The U.S. “strategic frontier,” he stressed, has shifted “to embrace the entire Pacific Ocean,” which he described as “a vast moat to protect us as long as we hold it.” The U.S. controls the Pacific to the shores of Asia “by a chain of islands extending in an arc from the Aleutians to the Marianas” from which “we can dominate with sea and air power every Asiatic port from Vladivostok to Singapore and prevent any hostile movement into the Pacific.” The Pacific Ocean under such conditions, he explained, “no longer represents menacing avenues of approach for a prospective invader,” but “assumes . . . the friendly aspect of a peaceful lake.” MacArthur warned, however, that this western Pacific defense line was vulnerable if any major breach occurred. In particular, he said, under no circumstances must Formosa (Taiwan) fall under enemy control.
In his memoirs, MacArthur called the decision to withhold aid to the Nationalists in China and our refusal to resist to Mao’s communist armies in the late 1940s as “one of the greatest mistakes ever made in our history.” The communist conquest of China, he lamented, “was the beginning of the crumbling of our power in continental Asia,” and he expressed the belief that “its consequences will be felt for centuries, and its ultimate disastrous effects on the fortunes of the free world are still to be unfolded.” In his address to Congress, MacArthur judged Chinese communist leaders to have “the same lust for the expansion of power which has animated every would-be conqueror since the beginning of time.”

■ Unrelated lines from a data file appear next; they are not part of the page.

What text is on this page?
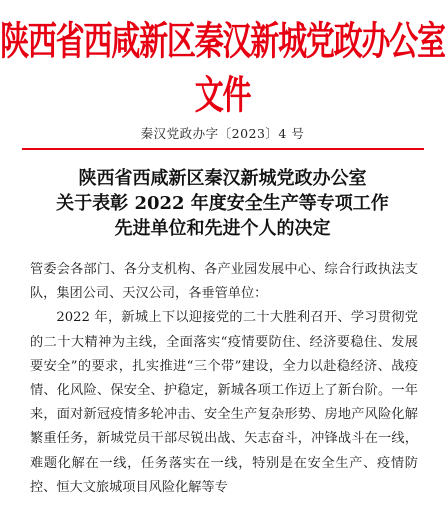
陕西省西咸新区秦汉新城党政办公室文件
秦汉党政办字〔2023〕4 号
陕西省西咸新区秦汉新城党政办公室
关于表彰 2022 年度安全生产等专项工作
先进单位和先进个人的决定

管委会各部门、各分支机构、各产业园发展中心、综合行政执法支队，集团公司、天汉公司，各垂管单位：

2022 年，新城上下以迎接党的二十大胜利召开、学习贯彻党的二十大精神为主线，全面落实“疫情要防住、经济要稳住、发展要安全”的要求，扎实推进“三个带”建设，全力以赴稳经济、战疫情、化风险、保安全、护稳定，新城各项工作迈上了新台阶。一年来，面对新冠疫情多轮冲击、安全生产复杂形势、房地产风险化解繁重任务，新城党员干部尽锐出战、矢志奋斗，冲锋战斗在一线，难题化解在一线，任务落实在一线，特别是在安全生产、疫情防控、恒大文旅城项目风险化解等专
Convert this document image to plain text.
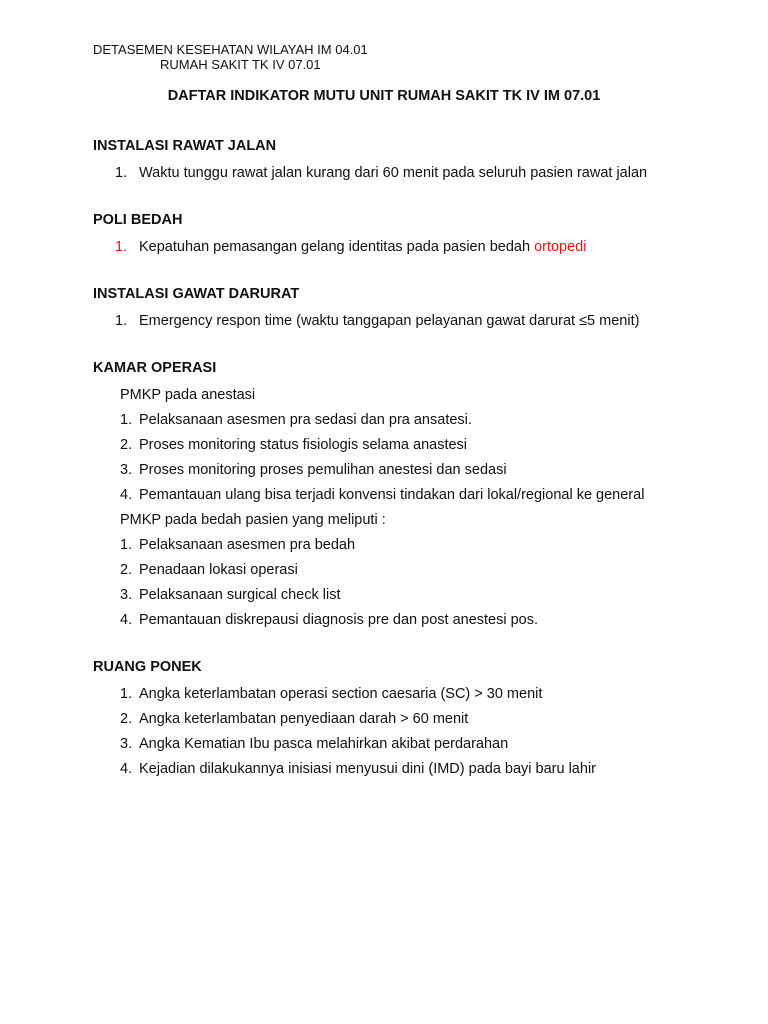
DETASEMEN KESEHATAN WILAYAH IM 04.01
RUMAH SAKIT TK IV 07.01
DAFTAR INDIKATOR MUTU UNIT RUMAH SAKIT TK IV IM 07.01
INSTALASI RAWAT JALAN
1. Waktu tunggu rawat jalan kurang dari 60 menit pada seluruh pasien rawat jalan
POLI BEDAH
1. Kepatuhan pemasangan gelang identitas pada pasien bedah ortopedi
INSTALASI GAWAT DARURAT
1. Emergency respon time (waktu tanggapan pelayanan gawat darurat ≤5 menit)
KAMAR OPERASI
PMKP pada anestasi
1. Pelaksanaan asesmen pra sedasi dan pra ansatesi.
2. Proses monitoring status fisiologis selama anastesi
3. Proses monitoring proses pemulihan anestesi dan sedasi
4. Pemantauan ulang bisa terjadi konvensi tindakan dari lokal/regional ke general
PMKP pada bedah pasien yang meliputi :
1. Pelaksanaan asesmen pra bedah
2. Penadaan lokasi operasi
3. Pelaksanaan surgical check list
4. Pemantauan diskrepausi diagnosis pre dan post anestesi pos.
RUANG PONEK
1. Angka keterlambatan operasi section caesaria (SC) > 30 menit
2. Angka keterlambatan penyediaan darah > 60 menit
3. Angka Kematian Ibu pasca melahirkan akibat perdarahan
4. Kejadian dilakukannya inisiasi menyusui dini (IMD) pada bayi baru lahir
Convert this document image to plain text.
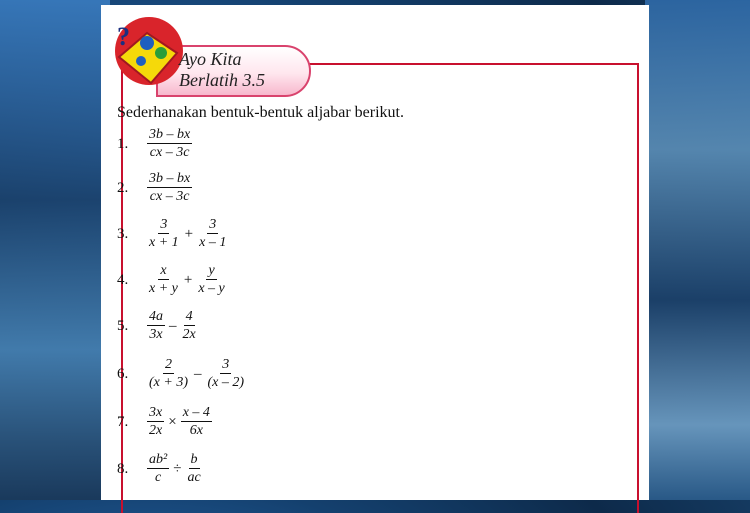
?
Ayo Kita
Berlatih 3.5
Sederhanakan bentuk-bentuk aljabar berikut.
1.	$\frac{3b - bx}{cx - 3c}$
2.	$\frac{3b - bx}{cx - 3c}$
3.	$\frac{3}{x + 1} + \frac{3}{x - 1}$
4.	$\frac{x}{x + y} + \frac{y}{x - y}$
5.	$\frac{4a}{3x} - \frac{4}{2x}$
6.	$\frac{2}{(x + 3)} - \frac{3}{(x - 2)}$
7.	$\frac{3x}{2x} \times \frac{x - 4}{6x}$
8.	$\frac{\text{ab²}}{c} \div \frac{b}{ac}$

MacArthur believed that America’s destiny was primarily as a Pacific and Asian power. During his lifetime (1880-1964), the United States fought four wars in the Asia-Pacific region and greatly increased its economic interests there. Were he alive today – with China and India rising, the U.S.-Japanese alliance as strong as ever, a still divided and unstable Korean peninsula, and the struggles for control of the Asian littoral – he undoubtedly would applaud the U.S. pivot to Asia, and could take some satisfaction in having predicted it many years ago.